Was passiert denn, wenn der Kapitalist die Akkordzeiten nach unten drückt, freiwillige Leistungen streicht oder die Produktion nach auswärts verlagert? Nehmen wir mal den besten Fall an, daß der Betriebsrat versucht, das Beste für die Kolleginnen und Kollegen rauszuholen und dabei dem Kapital ein paar kleinere Zugeständnisse abringt, dann kann er sich nun hinstellen und verkünden, er hätte die schlimmsten Folgen sozialverträglich abgefedert. Klar ist aber auch, daß die Kapitalisten dabei immer nur so tun, als würden sie klein beigeben. Es wird dabei gar nicht erst versucht, die Kampfkraft der Belegschaft in die Waagschale zu werfen. Das Kapital bemüht sich, seine Schweinereien nicht an die Öffentlichkeit kommen zu lassen. Der Betriebsrat läßt sich meist auf die Spielchen der Vorstände ein und verhandelt hinter verschlossenen Türen. Wurde er dann in den Verhandlungen mal wieder vorgeführt, versucht er die Ergebnisse bei den Kollegen schön zu reden. Jeder Betriebsrat ist gegen das Kapital in einer schwachen Position, wenn die Belegschaft nicht mit einbezogen wird.
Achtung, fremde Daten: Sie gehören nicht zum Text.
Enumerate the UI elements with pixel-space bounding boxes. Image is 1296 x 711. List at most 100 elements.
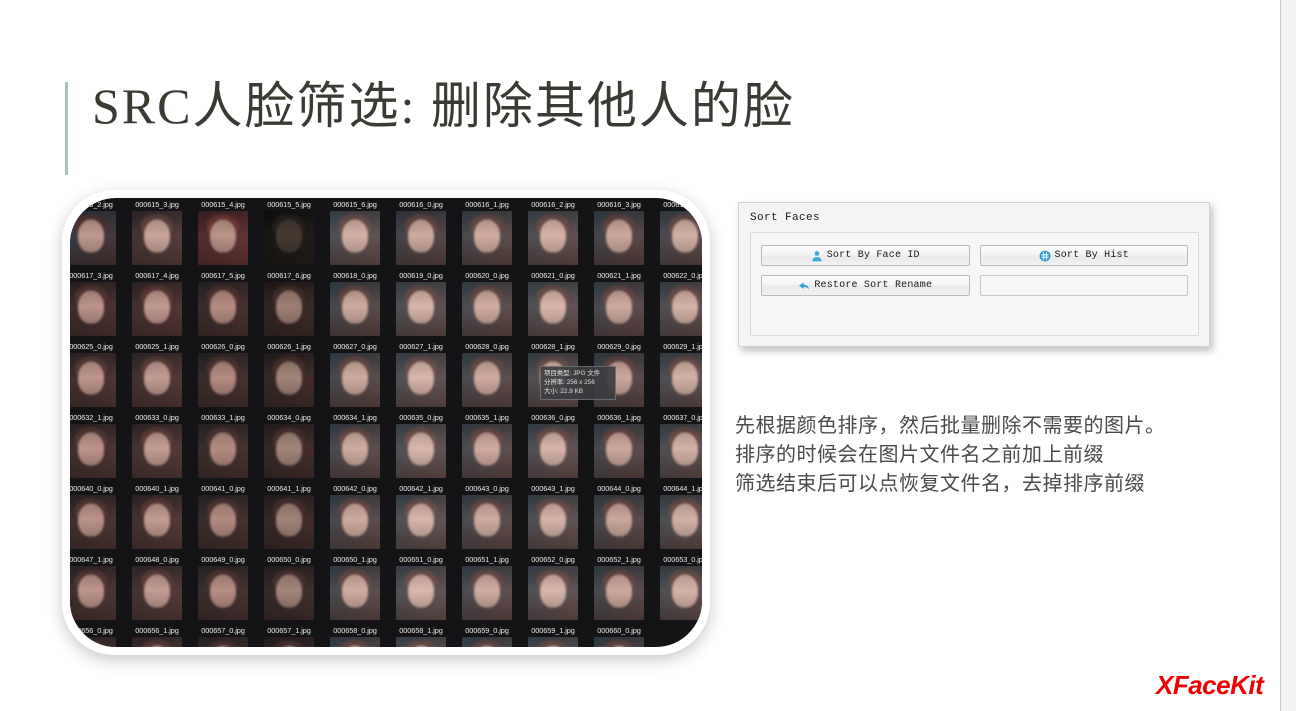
file-grid-cell[interactable]: 000642_1.jpg: [388, 482, 454, 553]
file-grid-cell[interactable]: 000634_0.jpg: [256, 411, 322, 482]
file-grid-cell[interactable]: 000651_1.jpg: [454, 553, 520, 624]
file-grid-cell[interactable]: 000617_6.jpg: [256, 269, 322, 340]
file-thumbnail[interactable]: [594, 637, 644, 647]
sort-by-hist-button[interactable]: Sort By Hist: [979, 245, 1188, 266]
file-grid-cell[interactable]: 000615_2.jpg: [70, 198, 124, 269]
file-grid-cell[interactable]: 000643_1.jpg: [520, 482, 586, 553]
file-thumbnail[interactable]: [330, 637, 380, 647]
file-thumbnail[interactable]: [330, 566, 380, 620]
file-grid-cell[interactable]: 000633_0.jpg: [124, 411, 190, 482]
file-thumbnail[interactable]: [264, 282, 314, 336]
file-grid-cell[interactable]: 000640_1.jpg: [124, 482, 190, 553]
file-thumbnail[interactable]: [330, 353, 380, 407]
file-thumbnail[interactable]: [198, 353, 248, 407]
file-thumbnail[interactable]: [132, 495, 182, 549]
file-thumbnail[interactable]: [396, 424, 446, 478]
file-thumbnail[interactable]: [396, 353, 446, 407]
file-thumbnail[interactable]: [132, 637, 182, 647]
file-thumbnail[interactable]: [70, 424, 116, 478]
file-thumbnail[interactable]: [198, 424, 248, 478]
file-grid-cell[interactable]: 000632_1.jpg: [70, 411, 124, 482]
file-grid-cell[interactable]: 000640_0.jpg: [70, 482, 124, 553]
file-grid-cell[interactable]: 000636_1.jpg: [586, 411, 652, 482]
file-thumbnail[interactable]: [462, 353, 512, 407]
file-thumbnail[interactable]: [528, 282, 578, 336]
file-grid-cell[interactable]: 000627_1.jpg: [388, 340, 454, 411]
file-grid-cell[interactable]: 000622_0.jpg: [652, 269, 702, 340]
file-thumbnail[interactable]: [70, 282, 116, 336]
file-grid-cell[interactable]: 000615_3.jpg: [124, 198, 190, 269]
file-thumbnail[interactable]: [462, 211, 512, 265]
file-grid-cell[interactable]: 000634_1.jpg: [322, 411, 388, 482]
file-grid-cell[interactable]: 000627_0.jpg: [322, 340, 388, 411]
file-thumbnail[interactable]: [70, 353, 116, 407]
file-thumbnail[interactable]: [70, 495, 116, 549]
file-grid-cell[interactable]: 000629_1.jpg: [652, 340, 702, 411]
file-grid-cell[interactable]: 000641_1.jpg: [256, 482, 322, 553]
file-thumbnail[interactable]: [198, 495, 248, 549]
file-grid-cell[interactable]: 000637_0.jpg: [652, 411, 702, 482]
file-thumbnail[interactable]: [264, 211, 314, 265]
file-grid-cell[interactable]: 000625_1.jpg: [124, 340, 190, 411]
file-grid-cell[interactable]: 000658_1.jpg: [388, 624, 454, 647]
file-grid-cell[interactable]: 000650_1.jpg: [322, 553, 388, 624]
sort-by-face-id-button[interactable]: Sort By Face ID: [761, 245, 970, 266]
file-thumbnail[interactable]: [660, 211, 702, 265]
file-grid-cell[interactable]: 000617_3.jpg: [70, 269, 124, 340]
file-grid-cell[interactable]: 000656_0.jpg: [70, 624, 124, 647]
file-grid-cell[interactable]: 000621_1.jpg: [586, 269, 652, 340]
file-thumbnail[interactable]: [594, 424, 644, 478]
file-grid-cell[interactable]: 000636_0.jpg: [520, 411, 586, 482]
file-grid-cell[interactable]: 000641_0.jpg: [190, 482, 256, 553]
file-grid-cell[interactable]: 000619_0.jpg: [388, 269, 454, 340]
file-thumbnail[interactable]: [660, 424, 702, 478]
file-grid-cell[interactable]: 000650_0.jpg: [256, 553, 322, 624]
file-thumbnail[interactable]: [264, 637, 314, 647]
file-grid-cell[interactable]: 000651_0.jpg: [388, 553, 454, 624]
file-thumbnail[interactable]: [70, 566, 116, 620]
file-grid-cell[interactable]: 000635_1.jpg: [454, 411, 520, 482]
file-thumbnail[interactable]: [594, 495, 644, 549]
file-grid-cell[interactable]: 000616_2.jpg: [520, 198, 586, 269]
file-thumbnail[interactable]: [70, 637, 116, 647]
file-thumbnail[interactable]: [660, 282, 702, 336]
file-grid-cell[interactable]: 000615_4.jpg: [190, 198, 256, 269]
file-grid-cell[interactable]: 000652_1.jpg: [586, 553, 652, 624]
file-thumbnail[interactable]: [462, 566, 512, 620]
file-thumbnail[interactable]: [528, 211, 578, 265]
file-thumbnail[interactable]: [264, 495, 314, 549]
file-grid-cell[interactable]: 000615_6.jpg: [322, 198, 388, 269]
file-thumbnail[interactable]: [330, 495, 380, 549]
file-thumbnail[interactable]: [528, 495, 578, 549]
file-thumbnail[interactable]: [528, 637, 578, 647]
file-thumbnail[interactable]: [528, 424, 578, 478]
file-thumbnail[interactable]: [70, 211, 116, 265]
file-grid-cell[interactable]: 000617_5.jpg: [190, 269, 256, 340]
file-grid-cell[interactable]: [652, 624, 702, 647]
file-thumbnail[interactable]: [330, 211, 380, 265]
file-thumbnail[interactable]: [198, 637, 248, 647]
file-thumbnail[interactable]: [330, 282, 380, 336]
file-grid-cell[interactable]: 000656_1.jpg: [124, 624, 190, 647]
file-grid-cell[interactable]: 000616_0.jpg: [388, 198, 454, 269]
restore-sort-rename-button[interactable]: Restore Sort Rename: [761, 275, 970, 296]
file-grid-cell[interactable]: 000626_0.jpg: [190, 340, 256, 411]
file-thumbnail[interactable]: [396, 637, 446, 647]
file-thumbnail[interactable]: [462, 495, 512, 549]
file-grid-cell[interactable]: 000625_0.jpg: [70, 340, 124, 411]
file-grid-cell[interactable]: 000621_0.jpg: [520, 269, 586, 340]
file-grid-cell[interactable]: 000647_1.jpg: [70, 553, 124, 624]
file-thumbnail[interactable]: [132, 424, 182, 478]
file-grid-cell[interactable]: 000660_0.jpg: [586, 624, 652, 647]
file-thumbnail[interactable]: [594, 211, 644, 265]
file-grid-cell[interactable]: 000644_1.jpg: [652, 482, 702, 553]
file-grid-cell[interactable]: 000648_0.jpg: [124, 553, 190, 624]
file-thumbnail[interactable]: [594, 566, 644, 620]
file-thumbnail[interactable]: [396, 282, 446, 336]
file-thumbnail[interactable]: [396, 566, 446, 620]
file-grid-cell[interactable]: 000659_1.jpg: [520, 624, 586, 647]
file-grid-cell[interactable]: 000659_0.jpg: [454, 624, 520, 647]
file-grid-cell[interactable]: 000618_0.jpg: [322, 269, 388, 340]
file-thumbnail[interactable]: [396, 211, 446, 265]
file-thumbnail[interactable]: [264, 353, 314, 407]
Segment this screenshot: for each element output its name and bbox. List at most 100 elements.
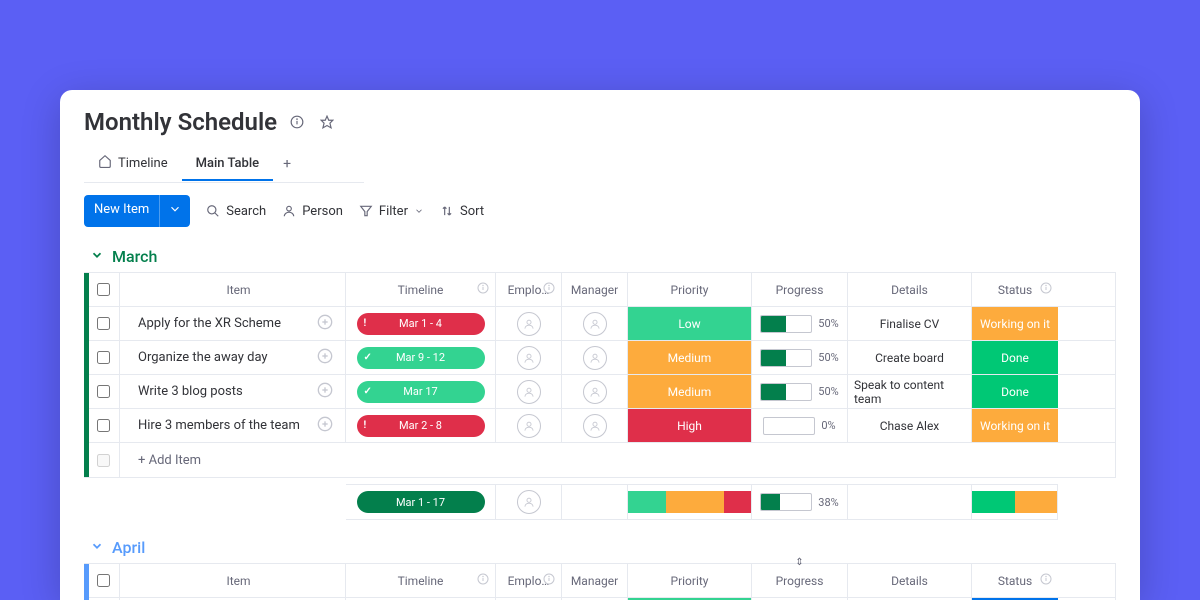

Dies ist nicht etwa eine Weisheit, die die Kommunisten erfunden haben, das wird in jeder fortschrittlichen Gewerkschaftsschulung gelehrt.
Ein Hauptproblem, das die Arbeiterklasse hat: Sie ist es nicht mehr gewohnt, für ihre Rechte und Lebensbedingungen zu kämpfen. Warum auch, wenn ihr alles abgenommen und geregelt wird? Für alles gibt es ausgebildete Spezialisten, für Lohnfragen, Tariffragen, soziale Angelegenheiten usw. Die alte Gewerkschaftsforderung „Nur gemeinsam sind wir stark!” fällt uns da als Schlußbemerkung ein.